I want to address a topic that I think comes up almost every time we do a presentation, and that's, you know, how are we being responsible with AI? How are we preventing problems? How are we keeping your data secure? AVEVA has worked really hard. We've gathered a bunch of experts to really develop good practices and make sure that we're delivering this in a way that's secure and safe and responsible for the end customer. And the three areas we like to talk about are guardrails, grounding, and security.
For guardrails, when we're talking to the LLM, first we set the tone. We say, you're a helpful AI assistant. You only really answer questions about industrial topics. So, if somebody comes in and asks a question about their sports team or the news, it's going to say, I can't help you.
It's really focused on your industrial operations. We also want to make sure that we don't answer questions that we don't have the data for locally. So if you ask a question and there's not data or we can't find it, we don't make up an answer. We just say, sorry, I can't find the information. And maybe you can ask it a different way or give more details.
For grounding, I think the most important thing here is that we're getting the answers from your connect data. So again, if the data is not in your data store, if it's not stored within your environment, we're not going to give you an answer. We're not going to make something up. We're not going to search on the internet.
Every answer is traceable. This is where we're doing the citations. So again, the human in the loop can confirm that the right assets, the right streams, the right time frame were considered when you were giving this answer, or the right document, or the right visualization. So you have control. You can see how that answer was derived and make sure that it's what you wanted to see.
And last, on security and property, we always follow the connect user context. So if you don't have access to that information, you will not get answers that contain that data. And when we're talking to the large language model, we're using a secure link through Azure OpenAI. Very important, your data is safe and we're confident that your data is not being used for training. You can feel really good that we're looking out for your best interests as far as that goes.
Last slide, because I think we're running out of time, but where we are with our release, our roadmap.
Available now, where available is a preview in Connect Visualization, so anybody who has a Connect Visualization account can get the AI assistance. Just talk to your account manager. And most of the capabilities that we've shown today are available now.
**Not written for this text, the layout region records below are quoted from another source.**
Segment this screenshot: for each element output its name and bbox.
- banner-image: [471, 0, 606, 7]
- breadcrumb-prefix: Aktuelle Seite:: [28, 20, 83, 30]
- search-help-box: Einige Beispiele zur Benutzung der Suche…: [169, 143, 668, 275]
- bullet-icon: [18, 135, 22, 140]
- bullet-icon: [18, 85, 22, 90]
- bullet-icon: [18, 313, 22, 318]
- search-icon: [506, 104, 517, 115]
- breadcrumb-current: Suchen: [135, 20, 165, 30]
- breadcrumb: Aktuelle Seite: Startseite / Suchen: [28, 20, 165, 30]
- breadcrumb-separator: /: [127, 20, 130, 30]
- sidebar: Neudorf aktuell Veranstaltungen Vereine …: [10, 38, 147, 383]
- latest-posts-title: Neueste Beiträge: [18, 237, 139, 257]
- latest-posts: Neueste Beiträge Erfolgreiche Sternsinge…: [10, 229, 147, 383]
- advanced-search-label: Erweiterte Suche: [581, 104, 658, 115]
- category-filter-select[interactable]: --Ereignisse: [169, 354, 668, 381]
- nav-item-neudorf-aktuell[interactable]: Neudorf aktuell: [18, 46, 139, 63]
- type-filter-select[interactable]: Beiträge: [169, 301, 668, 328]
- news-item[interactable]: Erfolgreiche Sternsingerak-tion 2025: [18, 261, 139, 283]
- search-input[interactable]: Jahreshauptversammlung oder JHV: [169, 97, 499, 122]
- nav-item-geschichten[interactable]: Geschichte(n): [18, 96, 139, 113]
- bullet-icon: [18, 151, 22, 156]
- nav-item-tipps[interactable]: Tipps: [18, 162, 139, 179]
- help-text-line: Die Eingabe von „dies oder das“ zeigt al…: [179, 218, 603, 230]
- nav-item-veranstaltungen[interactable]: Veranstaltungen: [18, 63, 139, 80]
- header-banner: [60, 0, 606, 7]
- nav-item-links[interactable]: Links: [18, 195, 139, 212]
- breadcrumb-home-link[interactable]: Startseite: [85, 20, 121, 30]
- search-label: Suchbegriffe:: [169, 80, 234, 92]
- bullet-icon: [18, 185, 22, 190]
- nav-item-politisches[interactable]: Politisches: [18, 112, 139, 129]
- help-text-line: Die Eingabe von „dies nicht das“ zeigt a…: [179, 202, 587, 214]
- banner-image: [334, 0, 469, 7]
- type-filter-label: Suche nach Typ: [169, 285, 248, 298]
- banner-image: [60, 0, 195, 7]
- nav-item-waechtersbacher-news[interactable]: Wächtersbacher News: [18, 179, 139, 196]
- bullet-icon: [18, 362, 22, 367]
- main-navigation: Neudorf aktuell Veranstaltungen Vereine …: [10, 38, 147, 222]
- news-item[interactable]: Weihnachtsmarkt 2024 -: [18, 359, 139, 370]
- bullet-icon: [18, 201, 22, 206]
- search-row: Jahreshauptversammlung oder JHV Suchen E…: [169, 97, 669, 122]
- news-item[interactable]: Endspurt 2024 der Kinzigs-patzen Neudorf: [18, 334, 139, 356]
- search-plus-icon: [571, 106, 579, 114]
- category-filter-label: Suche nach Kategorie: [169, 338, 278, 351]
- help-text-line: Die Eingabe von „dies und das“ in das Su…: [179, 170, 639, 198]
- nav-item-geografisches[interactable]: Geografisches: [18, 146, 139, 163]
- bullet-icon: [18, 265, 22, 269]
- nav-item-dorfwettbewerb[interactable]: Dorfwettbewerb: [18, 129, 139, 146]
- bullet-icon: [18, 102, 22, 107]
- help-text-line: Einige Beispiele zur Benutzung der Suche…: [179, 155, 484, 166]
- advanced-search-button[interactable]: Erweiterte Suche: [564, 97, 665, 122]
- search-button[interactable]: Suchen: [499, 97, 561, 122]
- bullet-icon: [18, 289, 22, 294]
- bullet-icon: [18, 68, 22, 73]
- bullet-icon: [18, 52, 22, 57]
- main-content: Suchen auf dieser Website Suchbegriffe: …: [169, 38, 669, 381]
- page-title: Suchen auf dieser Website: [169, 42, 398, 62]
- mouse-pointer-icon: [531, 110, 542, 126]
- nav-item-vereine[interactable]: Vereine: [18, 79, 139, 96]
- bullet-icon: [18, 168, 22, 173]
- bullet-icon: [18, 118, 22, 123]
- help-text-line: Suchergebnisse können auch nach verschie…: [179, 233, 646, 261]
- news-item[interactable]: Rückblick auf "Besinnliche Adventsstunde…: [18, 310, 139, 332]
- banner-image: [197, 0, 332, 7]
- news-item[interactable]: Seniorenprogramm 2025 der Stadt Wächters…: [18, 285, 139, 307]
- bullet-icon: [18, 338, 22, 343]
Releasing soon or very, very soon, we have a describe capability, which allows you to interact with metadata. So maybe you have a limit. You can say, how long was my wind turbine operating under preferred performance? Or how long have I been over a certain temperature limit?
You can also we'll be having the questions about specific documents that's going to be releasing very soon, and the generative dashboards capability should be out in production next week. So very exciting stuff.
Some of the things that we're looking forward to releasing later this year include working on some agents for ad hoc analytics. I'm sure you've all heard a lot about AgenTic AI. We're really excited to deliver some great customer value using that technology. Jim also showed some proof of concept around monitoring, and we're also gonna be using agents for helping to assist with the digital twin building. I don't know, for those of you who were in Todd's presentation before this. We'll also be working on just expanding what types of data can be used by the AI assistant and embedding it into the Connect visualization experiences.
And with that, that concludes my presentation. We've got some recommended other sessions if you're interested in learning more about what we're doing at AVEVA AI. And tomorrow afternoon on the Connect Lounge, which I think is on this level, I'll be presenting another AI assistant demo that has some different examples. So if you're interested in learning a little more, you can come see me tomorrow. Thanks very much, and enjoy the rest of your conference.